Every proper boy, too, when he gets old enough (and that is not so very old) likes to play at games. Now pretty much all these games, when you come to think of it, baseball, cricket, hockey, tennis, golf, I don’t know how many more, all involve hitting a ball with a stick. If we like to throw balls with our hands because our wild forebears threw javelins and spears with theirs, can you not guess at once that the reason why we like to strike balls with sticks is that these same wild forebears had for so many ages been striking things with clubs and swords? We like what our ancestors had to do. If we cannot cut and thrust and hack and throw and strike at wild animals in the chase or at other men in battle, at least we can do it with a ball. So bat and ball are the boy’s dolls. He plays with them for the same excellent reason that his sister plays with hers.

But why does every proper boy like to climb, and every proper girl too, if she has lived in the country and had a proper chance? About the first thing most of us did, as soon as we learned to creep, was to head for the nearest stairs, and try to climb up. When we get a little older, we cannot so much as set eyes on a fence or a shed roof without wanting to be on top of it; while as for trees, who of us, at a certain age, is satisfied until he has been to the top of every tree in the neighborhood. As for climbing mountains, that is one of the greatest games there is. So there is a climbing instinct in us, as well as a throwing instinct and a hit-something-with-a-bat instinct.

Now our wild ancestors who fished and hunted and played Indians for a living probably did not do much climbing. But long before their day we had certain still more ancient ancestors who were only half human and lived in the trees; and long before these, in turn, were still older ancestors who were not human at all, but regular apes who had hands in place of feet, and could climb like monkeys. These spent their lives in the trees; and in memory of them, each of us in turn, before he is quite old enough to play bat and ball games, is possessed to climb like a monkey, and climbs almost as surely and well.

Some people say, too, that the reason why a drowning person throws up his hands (the very worst thing he possibly could do under the circumstances) is that, being quite crazy with fear, he forgets completely his surroundings, remembers only the dim and far off time when the tree-folk escaped danger by climbing up out of the way, and reaches up for an imaginary branch which hasn’t been there these many thousand years. Perhaps this is so; for my part, I believe it is. At any rate, there is the wonderful grip of the new-born babe. Where did he get it if not by climbing trees, or clinging to his mother when she fled with him thru the branches?

Some people say also that the reason why we like to play hide-and-seek is that our ape ancestors, and our half-human ancestors, and our wild ancestors, and our half civilized ancestors, down to considerably after the time when the school histories begin, have spent no small part of their days stealing softly upon their enemies and the wild creatures they were hunting for food, or else hiding all mousey quiet while some enemy or wild beast is hunting after them.

There are a few people even who say that the reason why we like to go in swimming (we do like it, do we not?) is that in some sort of dim way we remember a still more ancient forebear who lived all the time in the water, who in short, was a veritable fish and did nothing else but swim.

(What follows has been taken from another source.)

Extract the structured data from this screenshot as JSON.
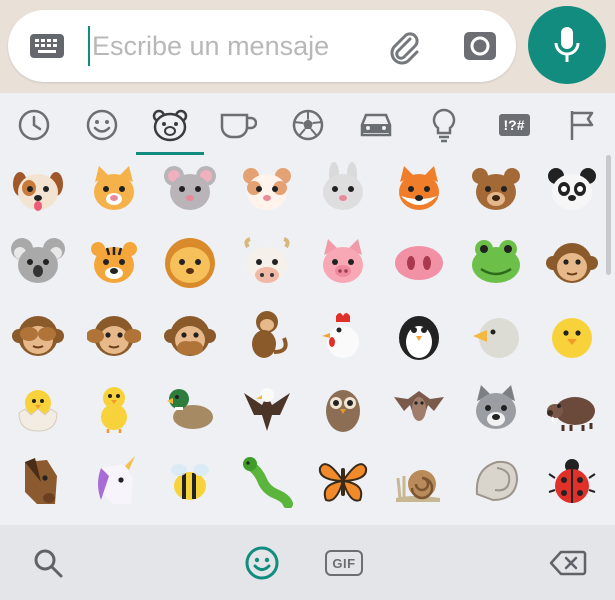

I don’t believe this myself. Not that we did not have such an ancestor—there doesn’t seem to be much doubt about that. But it all happened so very, very long ago that it doesn’t seem possible that there should be any trace of those days left. Still who can tell?

At any rate, we like to do a vast number of things that our forebears had to do whether they liked them or not; and if you can think of any other reason than this why you like baseball and hide-and-seek and climbing and dolls, I wish you would tell me.